The central character, Reb Tevye, battles with himself, his wife, his daughters, and God. In the end he all-but disowns one of his daughters. He is the human mix of ideal with reality, suffering with blessing, injustice with resolution, hard work draped with poverty. But I saw his frailty above all. He insists on being “the man” and then embarrasses his family. He ignores one daughter, shouts at another, then lambastes his wife.

This is a father straining to find footing in the midst of soul trauma. He watched his oldest daughters leave the home, each violating tradition more than the previous. The world he knows and loves is crumbling. Can we blame him if he cracks?

As to the youngest, Chava, who married outside the faith, how should Reb Tevye respond? Should she be hurt at her father's response? What is her responsibility? What is mine? If I deny tradition I should bear the consequences graciously. I may disagree with the tradition and those who hold it. They may even be wrong to hold me at bay for straying. But the rules were known. If one defies the rules one should bear the opprobrium with maturity and dignity rather than scorn or faux shock.
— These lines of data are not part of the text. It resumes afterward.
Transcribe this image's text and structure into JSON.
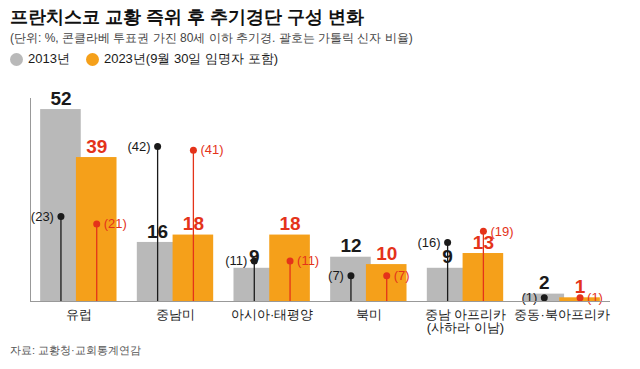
{
  "chart_data": {
    "type": "bar",
    "title": "프란치스코 교황 즉위 후 추기경단 구성 변화",
    "subtitle": "(단위: %, 콘클라베 투표권 가진 80세 이하 추기경. 괄호는 가톨릭 신자 비율)",
    "source": "자료: 교황청·교회통계연감",
    "categories": [
      "유럽",
      "중남미",
      "아시아·태평양",
      "북미",
      "중남 아프리카\n(사하라 이남)",
      "중동·북아프리카"
    ],
    "series": [
      {
        "name": "2013년",
        "color": "#b9b9b9",
        "values": [
          52,
          16,
          9,
          12,
          9,
          2
        ],
        "catholic_share": [
          23,
          42,
          11,
          7,
          16,
          1
        ],
        "catholic_share_labels": [
          "(23)",
          "(42)",
          "(11)",
          "(7)",
          "(16)",
          "(1)"
        ]
      },
      {
        "name": "2023년(9월 30일 임명자 포함)",
        "color": "#f5a01a",
        "values": [
          39,
          18,
          18,
          10,
          13,
          1
        ],
        "catholic_share": [
          21,
          41,
          11,
          7,
          19,
          1
        ],
        "catholic_share_labels": [
          "(21)",
          "(41)",
          "(11)",
          "(7)",
          "(19)",
          "(1)"
        ]
      }
    ],
    "ylim": [
      0,
      55
    ],
    "yticks": [],
    "tick_labels": "x",
    "data_labels": true,
    "legend": "top"
  }
}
What of Reb Tevye: should he reject his own daughter? I think not. God does not do this to us, so we can not do it to others. When a child lives wrong, rejection is out of line. As to the child, he or she bears the consequences. Unjust consequences compound grief. But crying foul for results known to be in the offing – that is a burden the 'violator' must bear. If you know the movie, you know Reb Tevye and his wife squared this circle with simple, familial love.

What are some other takeaways?

  • Celebrate in the midst of suffering, affirming the joy of life itself no matter what falls our lot. “To life!”

  • Accept change as inevitable but not inexorable or intrinsically right. Resistance may well be necessary, but has its cost. “Tradition!”

  • Affirm family as at the heart of reality, and rules about it, therefore, as fundamental. Matching must be done and we need a lot of help to do it right. “And affection!”

  • Confirm married love as a willful vow to stay together until death for the good of one another, children, and the world around. Affection matters as do many other things, but sheer commitment is primary. “Do I love him?”

  • Suffer with the idealistic ambitions that go with youth. History shows what came of the Bolshevik dreams. Life is grounded when we work quietly with our own hands, know this world will pass away, live at peace with our loved ones and all else we can help. “Why not stay here and be a teacher?”

In sum, the title tells the story: a man balancing on the roof while playing the violin. Life calls us to attempt, to be, to do; and calamity will come. In the midst of it all we play a violin -- more than any can master and we all fall short. What lets us make sense and keep our balance? Reb Tevye has the answer: Tradition!